Pair of Flintlock Pistols Made for Ferdinand IV, King of Naples and Sicily (1751–1825)
Royal Arms Manufactory at Torre Annunziata (Italian, Naples, established 1757)
Michele Battista (Spanish, active in Naples, Italy, recorded about 1760–90)
Emanuel Esteva (Spanish, active in Naples, Italy, recorded about 1768–73)
Steel, gold, wood (walnut), silver
L. of each 17 3/8 in. (44.1 cm); L. of each barrel 11 1/16 in. (28.1 cm); Cal. .63 in. (16.0 mm); Wt. of each 2 lb. 4 oz. (1021 g)
Gift of Henry Walters, 1926
On view at The Met Fifth Avenue in Gallery 375
The Royal Arms Factory in Naples was established in 1757 with the significant participation of Spanish gunmakers, who strongly influenced Neopolitan arms production in both technical innovations and artistic style.
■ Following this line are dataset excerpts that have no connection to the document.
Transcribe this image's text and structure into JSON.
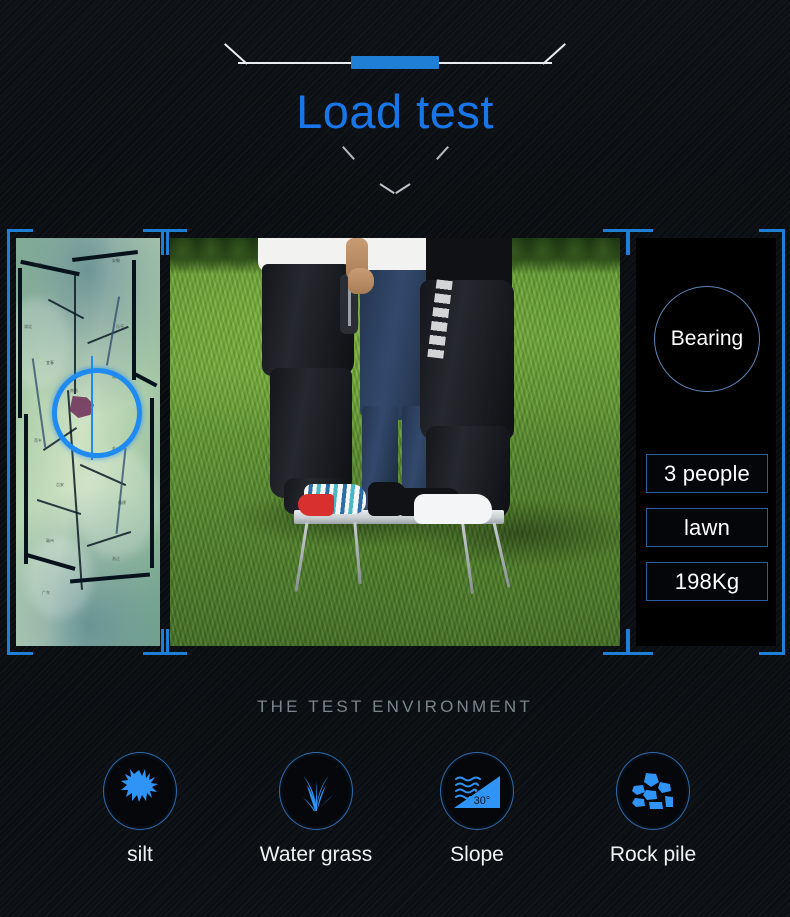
{
  "header": {
    "title": "Load test",
    "accent_color": "#1876e8",
    "rule_color": "#e8eef2"
  },
  "panels": {
    "map": {
      "name": "region-map",
      "alt": "green topographic region map with blue target ring",
      "labels": [
        "江西",
        "南昌",
        "九江",
        "吉安",
        "赣州",
        "临川",
        "乐平",
        "宜春",
        "萍乡",
        "鹰潭",
        "府河",
        "鱄鱼",
        "浙江",
        "福建"
      ]
    },
    "photo": {
      "name": "load-test-photo",
      "alt": "three people standing on a small folding camp table on lawn"
    },
    "spec": {
      "circle_label": "Bearing",
      "rows": [
        "3 people",
        "lawn",
        "198Kg"
      ]
    }
  },
  "environment": {
    "heading": "THE TEST ENVIRONMENT",
    "items": [
      {
        "label": "silt",
        "icon": "silt-icon"
      },
      {
        "label": "Water grass",
        "icon": "water-grass-icon"
      },
      {
        "label": "Slope",
        "icon": "slope-icon",
        "angle": "30°"
      },
      {
        "label": "Rock pile",
        "icon": "rock-pile-icon"
      }
    ]
  },
  "colors": {
    "accent_blue": "#1f7fd6",
    "title_blue": "#1876e8",
    "icon_blue": "#2f94f5",
    "muted_text": "#7b858c",
    "background": "#0b0e12"
  }
}
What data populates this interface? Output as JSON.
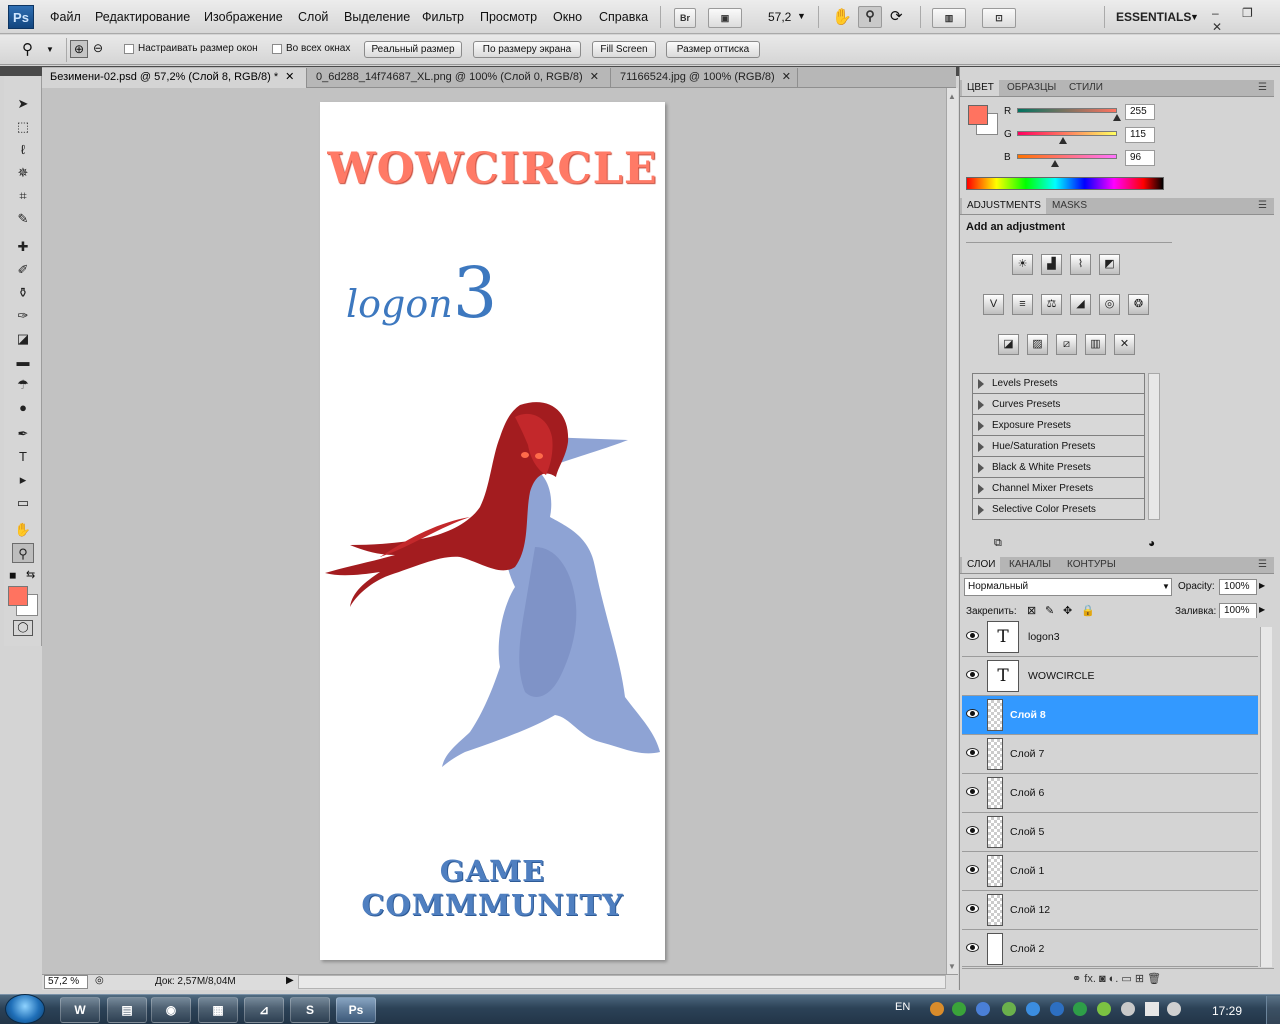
{
  "app": {
    "logo": "Ps",
    "zoom_display": "57,2",
    "workspace": "ESSENTIALS",
    "window_controls": "‒ ❐ ✕"
  },
  "menu": [
    "Файл",
    "Редактирование",
    "Изображение",
    "Слой",
    "Выделение",
    "Фильтр",
    "Просмотр",
    "Окно",
    "Справка"
  ],
  "menubar_buttons": {
    "bridge": "Br",
    "camera": "▣",
    "arrange": "▥",
    "screen": "⊡"
  },
  "options": {
    "resize_windows": "Настраивать размер окон",
    "all_windows": "Во всех окнах",
    "actual_pixels": "Реальный размер",
    "fit_screen": "По размеру экрана",
    "fill_screen": "Fill Screen",
    "print_size": "Размер оттиска"
  },
  "tabs": [
    {
      "title": "Безимени-02.psd @ 57,2% (Слой 8, RGB/8) *",
      "close": "✕"
    },
    {
      "title": "0_6d288_14f74687_XL.png @ 100% (Слой 0, RGB/8)",
      "close": "✕"
    },
    {
      "title": "71166524.jpg @ 100% (RGB/8)",
      "close": "✕"
    }
  ],
  "document": {
    "title_text": "WOWCIRCLE",
    "logo_text": "logon",
    "logo_number": "3",
    "bottom_text": "GAME COMMMUNITY"
  },
  "status": {
    "zoom": "57,2 %",
    "doc_size": "Док: 2,57M/8,04M"
  },
  "color_panel": {
    "tabs": [
      "ЦВЕТ",
      "ОБРАЗЦЫ",
      "СТИЛИ"
    ],
    "channels": [
      {
        "label": "R",
        "value": "255"
      },
      {
        "label": "G",
        "value": "115"
      },
      {
        "label": "B",
        "value": "96"
      }
    ],
    "foreground": "#ff7360",
    "background": "#ffffff"
  },
  "adjustments": {
    "tabs": [
      "ADJUSTMENTS",
      "MASKS"
    ],
    "heading": "Add an adjustment",
    "presets": [
      "Levels Presets",
      "Curves Presets",
      "Exposure Presets",
      "Hue/Saturation Presets",
      "Black & White Presets",
      "Channel Mixer Presets",
      "Selective Color Presets"
    ]
  },
  "layers_panel": {
    "tabs": [
      "СЛОИ",
      "КАНАЛЫ",
      "КОНТУРЫ"
    ],
    "blend_mode": "Нормальный",
    "opacity_label": "Opacity:",
    "opacity": "100%",
    "lock_label": "Закрепить:",
    "fill_label": "Заливка:",
    "fill": "100%",
    "layers": [
      {
        "name": "logon3",
        "type": "text",
        "selected": false
      },
      {
        "name": "WOWCIRCLE",
        "type": "text",
        "selected": false
      },
      {
        "name": "Слой 8",
        "type": "pixel",
        "selected": true
      },
      {
        "name": "Слой 7",
        "type": "pixel",
        "selected": false
      },
      {
        "name": "Слой 6",
        "type": "pixel",
        "selected": false
      },
      {
        "name": "Слой 5",
        "type": "pixel",
        "selected": false
      },
      {
        "name": "Слой 1",
        "type": "pixel",
        "selected": false
      },
      {
        "name": "Слой 12",
        "type": "pixel",
        "selected": false
      },
      {
        "name": "Слой 2",
        "type": "pixel",
        "selected": false
      }
    ],
    "footer_icons": "⚭   fx.   ◙   ◐.   ▭   ⊞   🗑"
  },
  "taskbar": {
    "lang": "EN",
    "time": "17:29",
    "buttons": [
      "W",
      "▤",
      "◉",
      "▦",
      "⊿",
      "S",
      "Ps"
    ]
  }
}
These magnificent pistols are signed by two leading craftsmen of the factory and appear to have been made for their patron, King Ferdinand IV of Naples and Sicily (1751–1825). What may be portraits of the young king and his queen on the butts of the pistols suggests that they were made to commemorate the royal wedding in 1768.
Inscription: Inscribed at the base of each trigger guard: MICHAEL BAPTISTA F;
On the interior of each lock: Michele Battista;
On the bottom of one of the barrels (26.259.5): EM ES (Emanuel Esteva).
Marking: Stamped at the breech, and gilded: FR (mark of Fabrica Reale di Napoli) below the Italian crown; and Fab. R. di. Nap.;
Below the pan: FR;
On the escutcheon plate: FR.
Ex. coll.: Prince Liechenstein, Vaduz Castle (inv. nos. 281–282); Henry Walters.